Familiarity Breeds Price Sensitivity

One of the commonly cited business value from loyalty is that, loyal customers are less price sensitive. How true is that claim? Previously I raised questions about one such study. Now I have more data to state that it is exactly the opposite – loyal customers are actually price sensitive. The key to this claim comes from Reference price – the price set in the minds of customers based on their past purchases.  Reference price is reinforced by frequency of purchases.

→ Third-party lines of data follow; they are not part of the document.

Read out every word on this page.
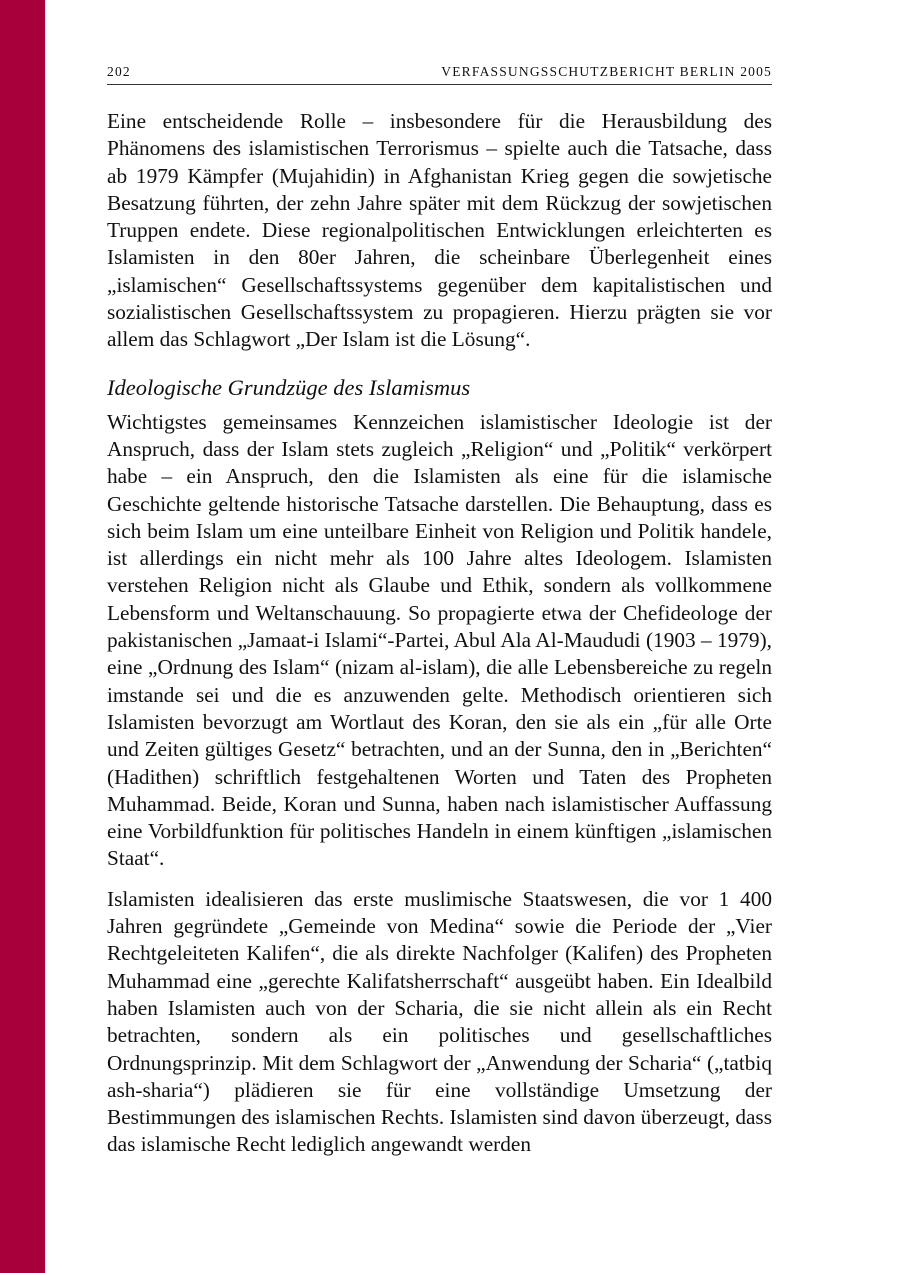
202	VERFASSUNGSSCHUTZBERICHT BERLIN 2005

Eine entscheidende Rolle – insbesondere für die Herausbildung des Phänomens des islamistischen Terrorismus – spielte auch die Tatsache, dass ab 1979 Kämpfer (Mujahidin) in Afghanistan Krieg gegen die sowjetische Besatzung führten, der zehn Jahre später mit dem Rückzug der sowjetischen Truppen endete. Diese regionalpolitischen Entwicklungen erleichterten es Islamisten in den 80er Jahren, die scheinbare Überlegenheit eines „islamischen“ Gesellschaftssystems gegenüber dem kapitalistischen und sozialistischen Gesellschaftssystem zu propagieren. Hierzu prägten sie vor allem das Schlagwort „Der Islam ist die Lösung“.

Ideologische Grundzüge des Islamismus

Wichtigstes gemeinsames Kennzeichen islamistischer Ideologie ist der Anspruch, dass der Islam stets zugleich „Religion“ und „Politik“ verkörpert habe – ein Anspruch, den die Islamisten als eine für die islamische Geschichte geltende historische Tatsache darstellen. Die Behauptung, dass es sich beim Islam um eine unteilbare Einheit von Religion und Politik handele, ist allerdings ein nicht mehr als 100 Jahre altes Ideologem. Islamisten verstehen Religion nicht als Glaube und Ethik, sondern als vollkommene Lebensform und Weltanschauung. So propagierte etwa der Chefideologe der pakistanischen „Jamaat-i Islami“-Partei, Abul Ala Al-Maududi (1903 – 1979), eine „Ordnung des Islam“ (nizam al-islam), die alle Lebensbereiche zu regeln imstande sei und die es anzuwenden gelte. Methodisch orientieren sich Islamisten bevorzugt am Wortlaut des Koran, den sie als ein „für alle Orte und Zeiten gültiges Gesetz“ betrachten, und an der Sunna, den in „Berichten“ (Hadithen) schriftlich festgehaltenen Worten und Taten des Propheten Muhammad. Beide, Koran und Sunna, haben nach islamistischer Auffassung eine Vorbildfunktion für politisches Handeln in einem künftigen „islamischen Staat“.

Islamisten idealisieren das erste muslimische Staatswesen, die vor 1 400 Jahren gegründete „Gemeinde von Medina“ sowie die Periode der „Vier Rechtgeleiteten Kalifen“, die als direkte Nachfolger (Kalifen) des Propheten Muhammad eine „gerechte Kalifatsherrschaft“ ausgeübt haben. Ein Idealbild haben Islamisten auch von der Scharia, die sie nicht allein als ein Recht betrachten, sondern als ein politisches und gesellschaftliches Ordnungsprinzip. Mit dem Schlagwort der „Anwendung der Scharia“ („tatbiq ash-sharia“) plädieren sie für eine vollständige Umsetzung der Bestimmungen des islamischen Rechts. Islamisten sind davon überzeugt, dass das islamische Recht lediglich angewandt werden
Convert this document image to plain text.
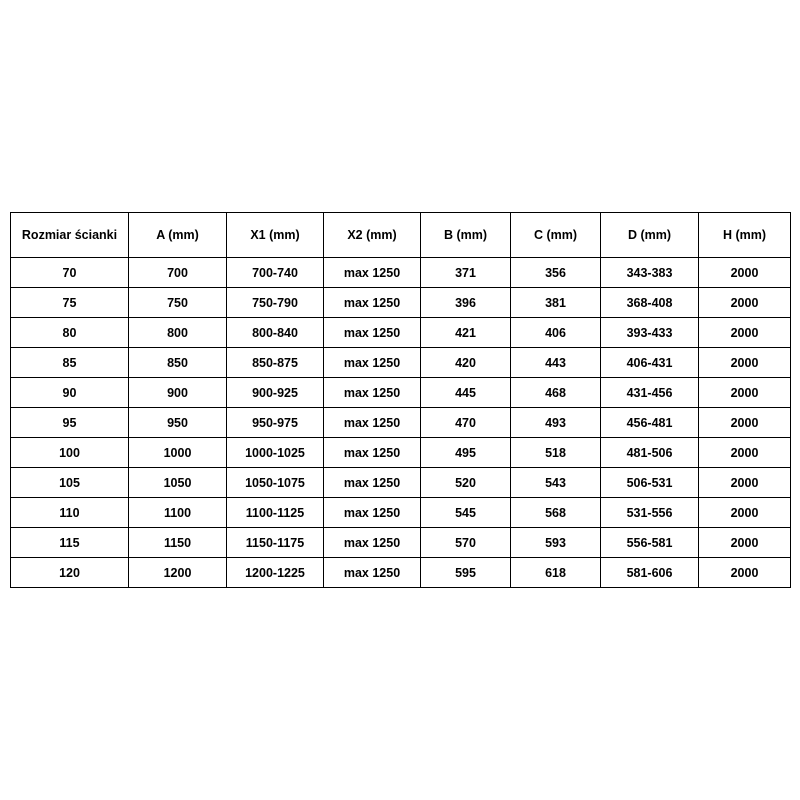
Rozmiar ścianki	A (mm)	X1 (mm)	X2 (mm)	B (mm)	C (mm)	D (mm)	H (mm)
70	700	700-740	max 1250	371	356	343-383	2000
75	750	750-790	max 1250	396	381	368-408	2000
80	800	800-840	max 1250	421	406	393-433	2000
85	850	850-875	max 1250	420	443	406-431	2000
90	900	900-925	max 1250	445	468	431-456	2000
95	950	950-975	max 1250	470	493	456-481	2000
100	1000	1000-1025	max 1250	495	518	481-506	2000
105	1050	1050-1075	max 1250	520	543	506-531	2000
110	1100	1100-1125	max 1250	545	568	531-556	2000
115	1150	1150-1175	max 1250	570	593	556-581	2000
120	1200	1200-1225	max 1250	595	618	581-606	2000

[tweetmeme source=”pricingright”]Customers who remember past prices because of frequent exposure are the most price and promotion sensitive because they continuously monitor the pricing environment –  Thomas and Menon,  Journal of Marketing Research 2006

For example, suppose you are a regular loyal customer at Chipotle, go there for lunch 2 times a week and always order their vegetarian burrito (the only one that includes guacamole for no extra cost):

  1. You may not know the exact price you pay but you will know when the price goes up
  2. If you had a coupon, you won’t hesitate to use it even though you love it
  3. If the product integrity changes, e.g., they stopped adding guacamole, you will notice it

Customers clearly see deviations from reference price and react to it:

  • Any price higher than the reference price may be seen as a rip-off
  • Any price lower than may be seen as a a deal. As a side effect frequent exposure to lower price due to discounting or promotions  lead to training the customers to this new low reference price
  • Reference price is the reason you see customer backlash when you charge for extras

So a loyal customer who purchases repeatedly becomes very familiar with price, value and alternatives and become product experts which makes them sensitive to price increases. Any price insensitivity is lost due to loyalty program discounts.

A customer level longitudinal study of mail order company and a French grocery chain, published in Harvard Business Review 2002[pdf], states

Regulars consistently paid less due to discounting many received from loyalty cards

This flies in the face of the claim that loyalty allows a marketer to charge price premium. Even in the absence of the studies I quoted you can see the contradiction – if a customer is spending consistently and repeatedly on your product, will they demand lower price or accept higher price than less frequent buyers?

What are you charging your most loyal customers?